Another call beeped. Grin.
“Oh shit, that’s Grin. Can I call you back?”
“Yeah, I…okay, sure. I love you, Matt.”
“Love you, bye.”
I clicked over to answer Grin’s call and hung up by mistake. “Fuck, fuck, dammit.” I mashed the button to call him back and got the immediate voicemail that said he was still calling me. I forced myself to wait. To take a deep breath and let it out, to count to ten. My fingers slipped on the phone. Finally, the call connected.<
br />
“Grin? Is she—”
“Matt.”
“Huh? What?”
“Why’d you think she was dead?” His voice was thin and scared.
“I just…I just did, man, what the hell. Did you find out?”
“But why?”
“I don’t know, dude, I just woke up this morning and I…I felt it, I dunno! Fucking is she?”
Grin’s voice trembled. “Yeah.”
I felt like I was going to throw up. Even though I’d thought I was sure, up until the moment he said it I hadn’t realized how much I didn’t believe myself. I leaned on a grave jutting up in front of me, the stone so old the name was blasted to nothing. Erased.

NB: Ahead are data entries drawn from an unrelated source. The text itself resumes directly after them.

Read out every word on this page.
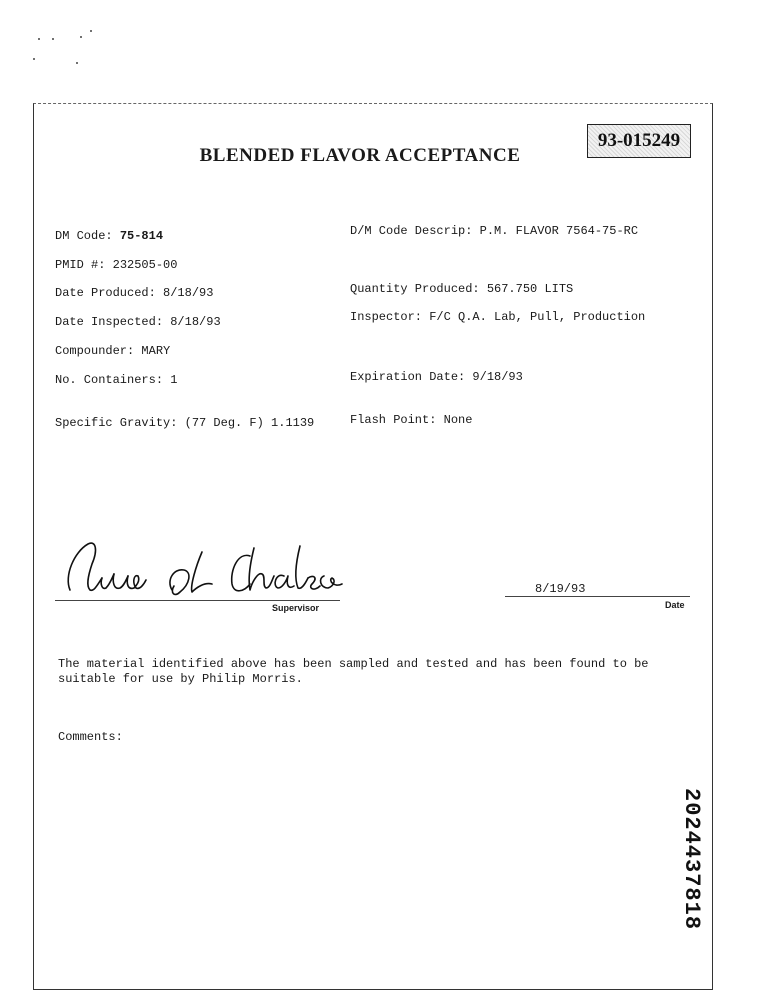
93-015249
BLENDED FLAVOR ACCEPTANCE
DM Code: 75-814
PMID #: 232505-00
Date Produced: 8/18/93
Date Inspected: 8/18/93
Compounder: MARY
No. Containers: 1
Specific Gravity: (77 Deg. F) 1.1139
D/M Code Descrip: P.M. FLAVOR 7564-75-RC
Quantity Produced: 567.750 LITS
Inspector: F/C Q.A. Lab, Pull, Production
Expiration Date: 9/18/93
Flash Point: None
Supervisor
8/19/93
Date
The material identified above has been sampled and tested and has been found to be suitable for use by Philip Morris.
Comments:
2024437818
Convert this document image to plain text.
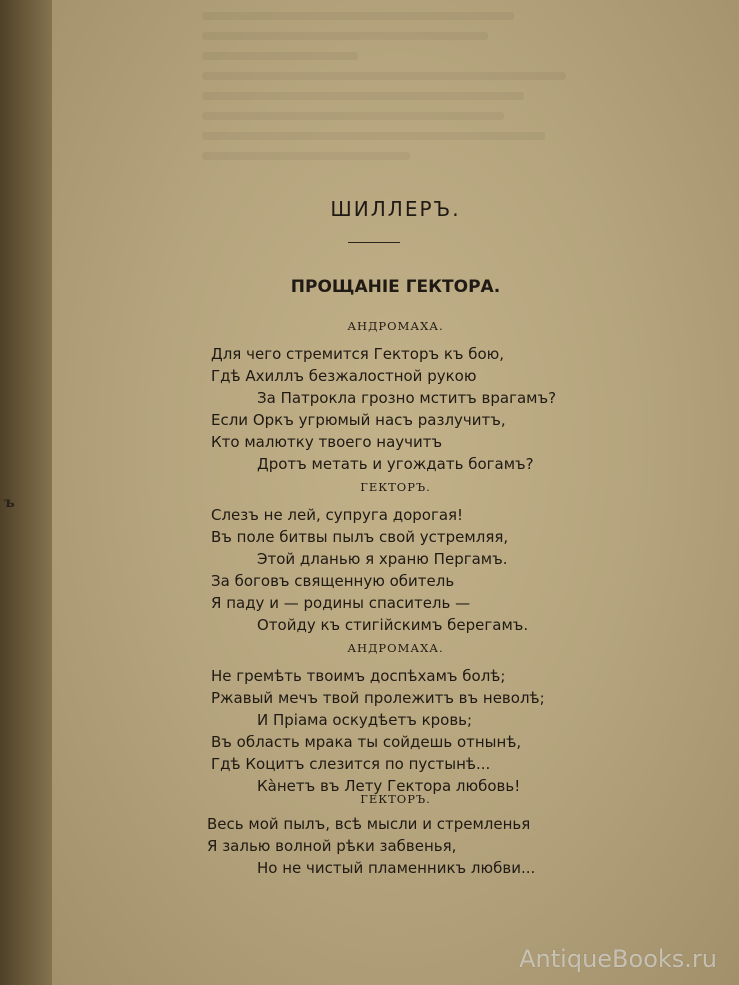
ъ
ШИЛЛЕРЪ.
ПРОЩАНІЕ ГЕКТОРА.
АНДРОМАХА.
Для чего стремится Гекторъ къ бою,
Гдѣ Ахиллъ безжалостной рукою
За Патрокла грозно мститъ врагамъ?
Если Оркъ угрюмый насъ разлучитъ,
Кто малютку твоего научитъ
Дротъ метать и угождать богамъ?
ГЕКТОРЪ.
Слезъ не лей, супруга дорогая!
Въ поле битвы пылъ свой устремляя,
Этой дланью я храню Пергамъ.
За боговъ священную обитель
Я паду и — родины спаситель —
Отойду къ стигійскимъ берегамъ.
АНДРОМАХА.
Не гремѣть твоимъ доспѣхамъ болѣ;
Ржавый мечъ твой пролежитъ въ неволѣ;
И Пріама оскудѣетъ кровь;
Въ область мрака ты сойдешь отнынѣ,
Гдѣ Коцитъ слезится по пустынѣ...
Ка̀нетъ въ Лету Гектора любовь!
ГЕКТОРЪ.
Весь мой пылъ, всѣ мысли и стремленья
Я залью волной рѣки забвенья,
Но не чистый пламенникъ любви...
AntiqueBooks.ru
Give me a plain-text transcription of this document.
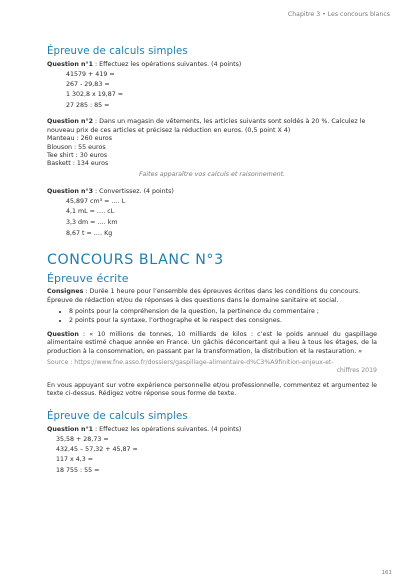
Chapitre 3 • Les concours blancs
Épreuve de calculs simples

Question n°1 : Effectuez les opérations suivantes. (4 points)

41579 + 419 =
267 - 29,83 =
1 302,8 x 19,87 =
27 285 : 85 =

Question n°2 : Dans un magasin de vêtements, les articles suivants sont soldés à 20 %. Calculez le nouveau prix de ces articles et précisez la réduction en euros. (0,5 point X 4)

Manteau : 260 euros
Blouson : 55 euros
Tee shirt : 30 euros
Baskett : 134 euros
Faites apparaître vos calculs et raisonnement.

Question n°3 : Convertissez. (4 points)

45,897 cm³ = …. L
4,1 mL = …. cL
3,3 dm = …. km
8,67 t = …. Kg
CONCOURS BLANC N°3
Épreuve écrite

Consignes : Durée 1 heure pour l’ensemble des épreuves écrites dans les conditions du concours.

Épreuve de rédaction et/ou de réponses à des questions dans le domaine sanitaire et social.

• 8 points pour la compréhension de la question, la pertinence du commentaire ;
• 2 points pour la syntaxe, l’orthographe et le respect des consignes.

Question : « 10 millions de tonnes, 10 milliards de kilos : c’est le poids annuel du gaspillage alimentaire estimé chaque année en France. Un gâchis déconcertant qui a lieu à tous les étages, de la production à la consommation, en passant par la transformation, la distribution et la restauration. »

Source : https://www.fne.asso.fr/dossiers/gaspillage-alimentaire-d%C3%A9finition-enjeux-et-
chiffres 2019

En vous appuyant sur votre expérience personnelle et/ou professionnelle, commentez et argumentez le texte ci-dessus. Rédigez votre réponse sous forme de texte.

Épreuve de calculs simples

Question n°1 : Effectuez les opérations suivantes. (4 points)

35,58 + 28,73 =
432,45 – 57,32 + 45,87 =
117 x 4,3 =
18 755 : 55 =
161
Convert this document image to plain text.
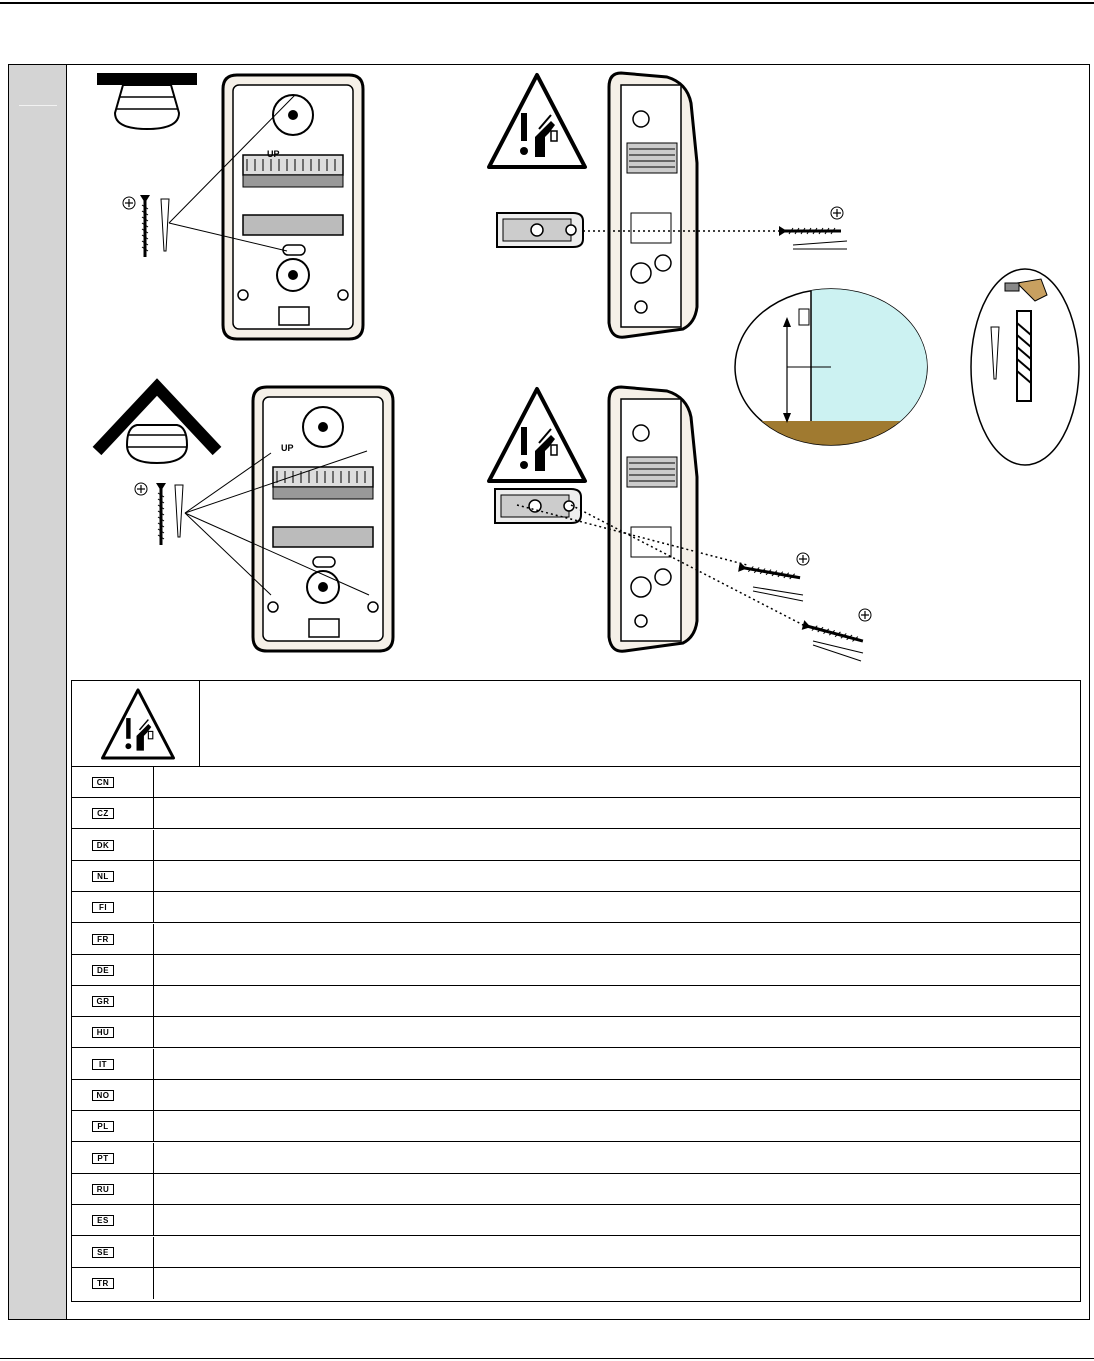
UP
UP
CN
CZ
DK
NL
FI
FR
DE
GR
HU
IT
NO
PL
PT
RU
ES
SE
TR
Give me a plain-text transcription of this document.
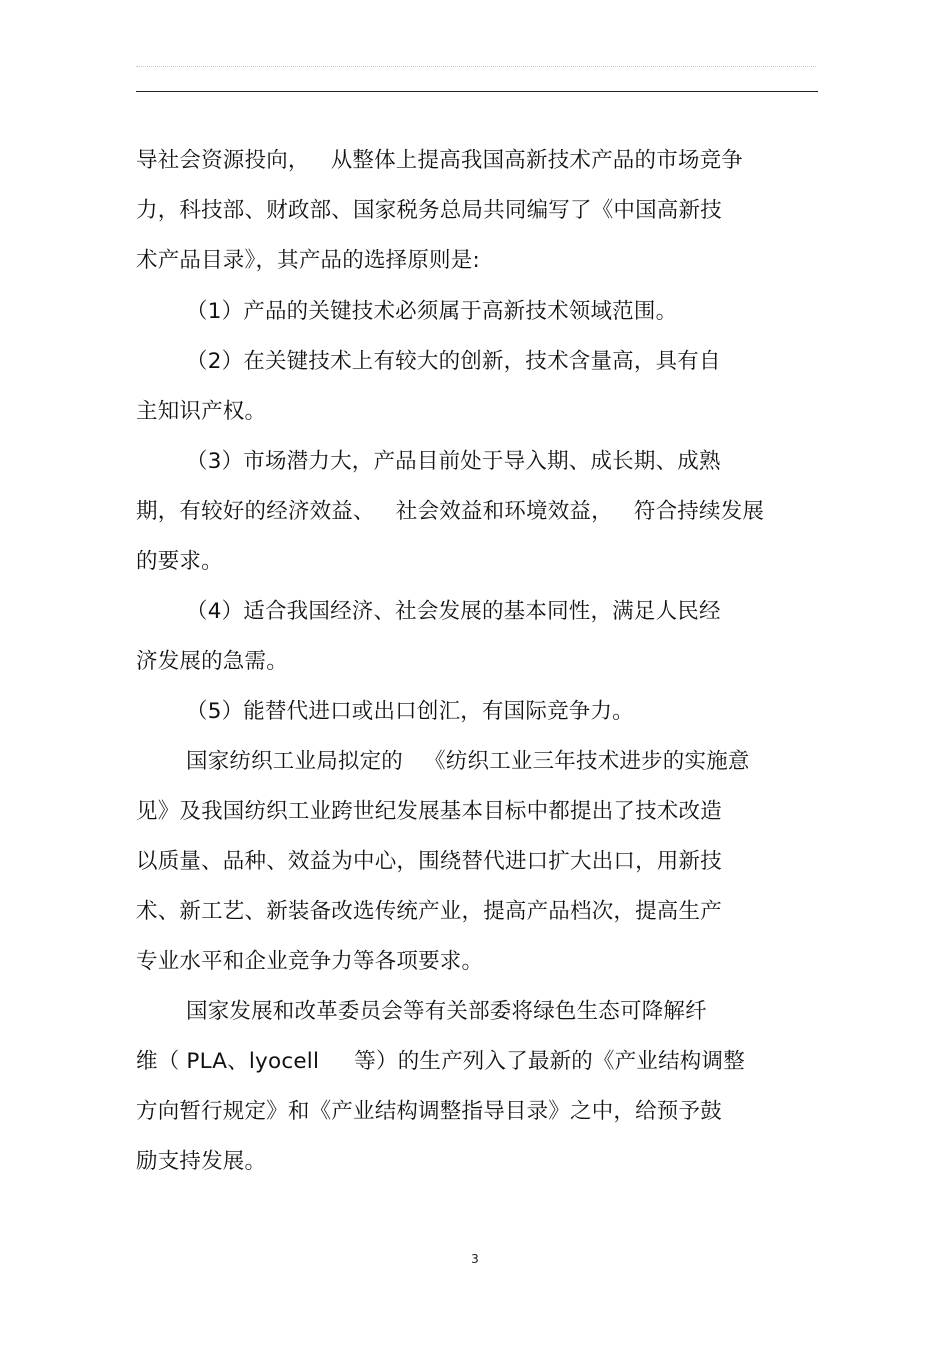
导社会资源投向，   从整体上提高我国高新技术产品的市场竞争
力，科技部、财政部、国家税务总局共同编写了《中国高新技
术产品目录》，其产品的选择原则是:
（1）产品的关键技术必须属于高新技术领域范围。
（2）在关键技术上有较大的创新，技术含量高，具有自
主知识产权。
（3）市场潜力大，产品目前处于导入期、成长期、成熟
期，有较好的经济效益、   社会效益和环境效益，   符合持续发展
的要求。
（4）适合我国经济、社会发展的基本同性，满足人民经
济发展的急需。
（5）能替代进口或出口创汇，有国际竞争力。
国家纺织工业局拟定的   《纺织工业三年技术进步的实施意
见》及我国纺织工业跨世纪发展基本目标中都提出了技术改造
以质量、品种、效益为中心，围绕替代进口扩大出口，用新技
术、新工艺、新装备改选传统产业，提高产品档次，提高生产
专业水平和企业竞争力等各项要求。
国家发展和改革委员会等有关部委将绿色生态可降解纤
维（ PLA、lyocell     等）的生产列入了最新的《产业结构调整
方向暂行规定》和《产业结构调整指导目录》之中，给预予鼓
励支持发展。
3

“I finally got ahold of that cat Carl she used to live with. Got his number from that Jill girl, remember? They, uh, said she had an aneurysm that burst. Last night. Funeral’s on Thursday. You gonna go?”
My heart was pounding. Sid, dead. It was ridiculous.
“Yeah, I guess. I should, right?”
“I guess. I was gonna say if you want to, but I guess no one ever wants to go to a funeral. Man. I can’t believe Sid’s fucking gone. I can’t believe you went all freaky psychic about it either. Seriously, bro, what the fuck is that shit?”
“I swear I have no fucking clue how I knew.”
My heart pounded and the vision that dropped into my head was of myself, sitting on the front stoop the day my mother hadn’t come home, and feeling a vague sense of foreboding. Had I known? But it slipped away the second I grasped after it.
From somewhere on the path off to my left, I swore I heard the clip-clop of pounding hooves drawing closer through the graves, then retreating just as the horse should have drawn into view. I looked around wildly, but the early morning fog just slipped through tree branches and wisped around the tallest mausoleums.
“—pulled a Shawn or something,” Grin was saying as the pounding hooves faded away.
Shawn was a kid in St. Jerome’s with us. He seemed to know how everything worked and could explain anything. He was also completely rational. Didn’t believe in God or ghosts or psychics or anything.